Friction self-piercing riveting (F-SPR) is an emerging technique for low ductility materials joining, which creates a mechanical and solid-state hybrid joint with a semi-hollow rivet. The severe plastic deformation of work materials and localized elevated temperatures during the F-SPR process yield complex and heterogeneous microstructures. The cut-off action of the work materials by the rivet further complicates the material flow during joint formation. This study employed the F-SPR process to join AA7075-T6 aluminum alloy sheets and systematically investigated the microstructural evolutions using electron backscatter diffraction (EBSD) techniques. The results suggested that as the base material approached the rivet, grains were deformed and recrystallized, forming two distinct fine grain zones (FGZs) surrounding the rivet and in the rivet cavity, respectively. Solid-state bonding of aluminum sheets occurred in the FGZs. The formation of FGZ outside the rivet is due to dynamic recrystallization (DRX) triggered by the sliding-to-sticking transition at the rivet/sheet interface. The FGZ in the rivet cavity was caused by the rotation of the trapped aluminum, which created a sticking affected zone at the trapped aluminum/lower sheet interface and led to DRX. Strain rate gradient in the trapped aluminum drove the further expansion of the sticking affected zone and resulted in grain refinement in a larger span.

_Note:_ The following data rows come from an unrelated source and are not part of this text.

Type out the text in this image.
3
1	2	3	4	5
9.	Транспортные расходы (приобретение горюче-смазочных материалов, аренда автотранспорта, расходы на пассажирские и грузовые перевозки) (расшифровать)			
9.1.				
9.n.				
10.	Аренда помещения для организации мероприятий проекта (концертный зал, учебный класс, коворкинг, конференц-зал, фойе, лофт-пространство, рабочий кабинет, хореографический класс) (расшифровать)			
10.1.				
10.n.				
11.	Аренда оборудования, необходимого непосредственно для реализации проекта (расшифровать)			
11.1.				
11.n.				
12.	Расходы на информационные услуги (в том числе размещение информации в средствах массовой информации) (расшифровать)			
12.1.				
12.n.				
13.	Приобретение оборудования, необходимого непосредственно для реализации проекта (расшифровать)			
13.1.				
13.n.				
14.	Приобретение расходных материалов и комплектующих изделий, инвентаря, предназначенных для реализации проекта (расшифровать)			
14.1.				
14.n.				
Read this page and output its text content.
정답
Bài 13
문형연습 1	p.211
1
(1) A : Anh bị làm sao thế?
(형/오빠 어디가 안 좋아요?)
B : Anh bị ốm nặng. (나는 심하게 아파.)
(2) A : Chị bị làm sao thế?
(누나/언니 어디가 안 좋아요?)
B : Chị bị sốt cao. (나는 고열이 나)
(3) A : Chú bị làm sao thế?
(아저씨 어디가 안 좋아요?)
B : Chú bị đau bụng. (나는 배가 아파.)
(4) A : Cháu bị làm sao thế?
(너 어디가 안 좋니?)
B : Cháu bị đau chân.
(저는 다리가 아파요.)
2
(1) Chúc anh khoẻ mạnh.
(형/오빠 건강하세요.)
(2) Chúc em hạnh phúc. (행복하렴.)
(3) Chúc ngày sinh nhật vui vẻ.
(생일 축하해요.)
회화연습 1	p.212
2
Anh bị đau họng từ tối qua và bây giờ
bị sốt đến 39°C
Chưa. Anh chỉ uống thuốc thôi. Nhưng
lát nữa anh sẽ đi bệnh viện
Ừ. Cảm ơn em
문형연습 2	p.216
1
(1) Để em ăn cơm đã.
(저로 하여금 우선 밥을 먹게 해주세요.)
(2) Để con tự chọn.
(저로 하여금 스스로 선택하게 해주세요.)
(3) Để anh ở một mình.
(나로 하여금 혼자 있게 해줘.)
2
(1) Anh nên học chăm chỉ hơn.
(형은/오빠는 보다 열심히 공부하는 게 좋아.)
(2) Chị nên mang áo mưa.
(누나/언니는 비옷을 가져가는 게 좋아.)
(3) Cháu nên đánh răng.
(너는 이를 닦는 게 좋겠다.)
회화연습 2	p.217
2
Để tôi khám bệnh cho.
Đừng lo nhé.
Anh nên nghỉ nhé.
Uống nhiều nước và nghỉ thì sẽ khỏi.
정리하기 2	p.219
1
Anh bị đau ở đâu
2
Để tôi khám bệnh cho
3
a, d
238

摩擦自冲铆接（F-SPR）是一种用于延展性低的材料连接的新兴技术，该技术创建了具有半空心铆钉的机械和固态混合接头。在F-SPR过程中，工作材料的严重塑性变形和局部高温会产生复杂且异质的微观结构。铆钉对工作材料的切断作用使接头形成过程中的材料流动更加复杂。这项研究采用F-SPR工艺连接AA7075-T6铝合金薄板，并使用电子背散射衍射（EBSD）技术系统地研究了微结构的演变。结果表明，当基材接近铆钉时，晶粒变形并重结晶，从而在铆钉周围和铆钉腔中形成两个不同的细晶粒区域（FGZ），分别。FGZ中发生铝板的固态粘结。FGZ在铆钉外部的形成是由于在铆钉/片材界面处的滑动至粘着转变触发了动态再结晶（DRX）。铆钉腔中的FGZ是由截留的铝的旋转引起的，它在截留的铝/下层板的界面处形成了一个粘附影响区域，并导致了DRX。截留的铝中的应变率梯度驱使粘附影响区进一步扩展，并导致较大跨度的晶粒细化。铆钉腔中的FGZ是由截留的铝的旋转引起的，它在截留的铝/下层板的界面处形成了一个粘附影响区域，并导致了DRX。截留的铝中的应变率梯度驱使粘附影响区进一步扩展，并导致较大跨度的晶粒细化。铆钉腔中的FGZ是由截留的铝的旋转引起的，它在截留的铝/下层板的界面处形成了一个粘附影响区域，并导致了DRX。截留的铝中的应变率梯度驱使粘附影响区进一步扩展，并导致较大跨度的晶粒细化。